WASHINGTON, July 14, 2004 – The world is changing for the better because of American leadership, President Bush told a crowd this morning in Waukesha, Wis. He delivered a similar message at an afternoon event.

Bush cited terror-war successes in Afghanistan, Pakistan, Saudi Arabia, Libya and Iraq as proof that American ideals of liberty and hope are prevailing throughout the world and making this country safer for its citizens.

Afghanistan had been the home base of Osama bin Laden's al Qaeda terrorist network. "Now the terror camps are closed, democracy is rising, and the American people are safer," Bush said during the earlier event.

He said Pakistan was "a safe transit point for terrorists on missions of murder." Now, Bush said, the Pakistani government is working with the United States to find terrorists in remote regions of Pakistan.

The Saudi Arabian government is doing more to track down terrorists operating in that country, and Libya has given up its nuclear-processing equipment, the president said.

And before America took action, "the dictator in Iraq was a threat he was a threat to us; he was a threat to the free world; he was a threat to the people in the (Middle East) neighborhood; and he was a threat to his own people," Bush said of Saddam Hussein. "That dictator is no longer a threat, and the American people are safer."

In Iraq and Afghanistan, those countries' citizens are taking more responsibility for their own security and need to know they can count on America for support, Bush said.

"They want to live in freedom," he said, of Iraqi and Afghan citizens. "Their moms and dads want their children to be able to grow up in a peaceful and free society.

"They can count on us," he added. "That's what they need to hear."

Bush said the United States was right to take military action in Iraq even though stockpiles of weapons of mass destruction haven't been discovered there.

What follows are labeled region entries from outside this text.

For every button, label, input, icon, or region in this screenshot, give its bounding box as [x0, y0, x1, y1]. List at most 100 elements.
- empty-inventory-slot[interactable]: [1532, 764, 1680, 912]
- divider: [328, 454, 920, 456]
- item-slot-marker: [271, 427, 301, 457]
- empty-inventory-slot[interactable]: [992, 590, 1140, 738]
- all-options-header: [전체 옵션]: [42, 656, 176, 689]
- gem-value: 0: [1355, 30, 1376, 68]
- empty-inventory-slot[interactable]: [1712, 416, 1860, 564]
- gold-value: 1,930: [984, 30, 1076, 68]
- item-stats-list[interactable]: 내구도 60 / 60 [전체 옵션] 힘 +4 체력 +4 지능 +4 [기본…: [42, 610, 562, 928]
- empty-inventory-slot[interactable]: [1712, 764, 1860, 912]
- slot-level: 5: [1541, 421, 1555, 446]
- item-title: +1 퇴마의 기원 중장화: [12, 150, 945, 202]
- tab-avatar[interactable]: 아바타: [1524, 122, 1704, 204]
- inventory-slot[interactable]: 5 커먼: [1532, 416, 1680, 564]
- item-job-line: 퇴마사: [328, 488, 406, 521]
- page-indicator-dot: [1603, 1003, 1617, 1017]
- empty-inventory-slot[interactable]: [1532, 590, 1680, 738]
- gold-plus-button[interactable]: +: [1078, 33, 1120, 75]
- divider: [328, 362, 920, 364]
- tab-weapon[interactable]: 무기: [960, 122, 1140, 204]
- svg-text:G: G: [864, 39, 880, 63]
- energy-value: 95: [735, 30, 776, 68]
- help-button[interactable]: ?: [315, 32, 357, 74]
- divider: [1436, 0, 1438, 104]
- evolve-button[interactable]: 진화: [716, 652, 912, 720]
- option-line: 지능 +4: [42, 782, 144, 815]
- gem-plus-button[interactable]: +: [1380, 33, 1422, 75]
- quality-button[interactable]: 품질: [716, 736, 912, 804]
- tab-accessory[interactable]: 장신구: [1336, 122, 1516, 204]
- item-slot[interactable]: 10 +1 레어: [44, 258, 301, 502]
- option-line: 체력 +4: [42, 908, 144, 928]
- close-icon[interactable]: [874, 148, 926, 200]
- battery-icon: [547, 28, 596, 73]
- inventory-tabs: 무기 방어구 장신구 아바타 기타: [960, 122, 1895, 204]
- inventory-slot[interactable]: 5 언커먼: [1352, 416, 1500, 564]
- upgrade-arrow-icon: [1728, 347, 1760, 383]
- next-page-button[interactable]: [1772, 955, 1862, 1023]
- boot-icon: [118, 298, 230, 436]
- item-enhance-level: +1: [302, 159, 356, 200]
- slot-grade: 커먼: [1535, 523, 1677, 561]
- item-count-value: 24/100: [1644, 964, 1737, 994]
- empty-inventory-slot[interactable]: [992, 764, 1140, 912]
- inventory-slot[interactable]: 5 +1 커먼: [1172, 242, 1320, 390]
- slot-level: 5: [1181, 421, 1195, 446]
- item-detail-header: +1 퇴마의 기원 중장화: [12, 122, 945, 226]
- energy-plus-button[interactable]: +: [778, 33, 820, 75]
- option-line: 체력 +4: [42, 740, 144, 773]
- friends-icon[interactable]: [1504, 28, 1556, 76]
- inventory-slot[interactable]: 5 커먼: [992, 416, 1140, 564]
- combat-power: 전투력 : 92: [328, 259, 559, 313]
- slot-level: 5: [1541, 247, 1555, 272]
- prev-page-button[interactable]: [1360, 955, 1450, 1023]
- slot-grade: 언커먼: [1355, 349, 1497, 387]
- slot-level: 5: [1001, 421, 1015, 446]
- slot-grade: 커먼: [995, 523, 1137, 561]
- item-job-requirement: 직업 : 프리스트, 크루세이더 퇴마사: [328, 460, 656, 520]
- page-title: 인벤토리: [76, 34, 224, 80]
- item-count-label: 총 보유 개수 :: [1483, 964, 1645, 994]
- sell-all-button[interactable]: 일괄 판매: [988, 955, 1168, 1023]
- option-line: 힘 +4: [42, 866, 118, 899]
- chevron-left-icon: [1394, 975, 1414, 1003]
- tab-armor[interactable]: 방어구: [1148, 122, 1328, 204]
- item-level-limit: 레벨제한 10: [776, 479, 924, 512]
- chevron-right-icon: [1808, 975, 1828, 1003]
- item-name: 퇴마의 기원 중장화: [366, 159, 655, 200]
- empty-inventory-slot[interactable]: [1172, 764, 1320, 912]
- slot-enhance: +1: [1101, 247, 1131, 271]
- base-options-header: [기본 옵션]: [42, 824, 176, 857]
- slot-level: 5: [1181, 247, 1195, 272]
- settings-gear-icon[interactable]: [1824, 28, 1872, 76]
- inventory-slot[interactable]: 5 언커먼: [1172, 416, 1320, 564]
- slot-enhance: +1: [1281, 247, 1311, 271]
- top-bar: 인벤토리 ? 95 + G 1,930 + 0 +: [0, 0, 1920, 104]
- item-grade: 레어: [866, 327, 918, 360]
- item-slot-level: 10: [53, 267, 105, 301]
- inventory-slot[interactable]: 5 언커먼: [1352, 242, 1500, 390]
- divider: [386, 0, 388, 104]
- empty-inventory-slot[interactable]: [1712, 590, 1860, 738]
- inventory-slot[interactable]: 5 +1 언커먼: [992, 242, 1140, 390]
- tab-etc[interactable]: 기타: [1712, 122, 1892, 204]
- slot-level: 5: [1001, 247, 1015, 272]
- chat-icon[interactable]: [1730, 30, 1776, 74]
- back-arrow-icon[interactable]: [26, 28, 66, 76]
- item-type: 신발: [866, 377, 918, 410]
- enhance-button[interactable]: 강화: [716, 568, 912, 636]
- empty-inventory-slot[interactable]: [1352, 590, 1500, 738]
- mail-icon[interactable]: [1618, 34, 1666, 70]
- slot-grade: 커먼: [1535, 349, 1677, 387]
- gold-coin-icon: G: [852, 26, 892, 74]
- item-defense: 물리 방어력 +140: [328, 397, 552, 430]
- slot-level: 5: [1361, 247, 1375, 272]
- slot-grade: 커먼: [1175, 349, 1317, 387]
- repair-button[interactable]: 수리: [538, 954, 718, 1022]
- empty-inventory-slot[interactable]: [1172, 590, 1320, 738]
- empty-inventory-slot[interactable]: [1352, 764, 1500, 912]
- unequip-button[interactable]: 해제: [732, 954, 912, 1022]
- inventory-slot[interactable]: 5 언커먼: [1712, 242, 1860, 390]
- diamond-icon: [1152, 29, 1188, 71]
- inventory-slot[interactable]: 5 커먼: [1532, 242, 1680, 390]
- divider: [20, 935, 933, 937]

"We removed a declared enemy of America who had the capability of producing weapons of mass destruction," he said. "(Saddam) had that capability, and he could have passed that capability to terrorists bent on acquiring them.

"After Sept. 11, that was a risk we could not afford to take," he added.

The president said the terrorist attacks of Sept. 11, 2001, taught Americans a lesson they must never forget. "It's a lesson I'll never forget," he said. "America must confront threats before they fully materialize -- before it's too late."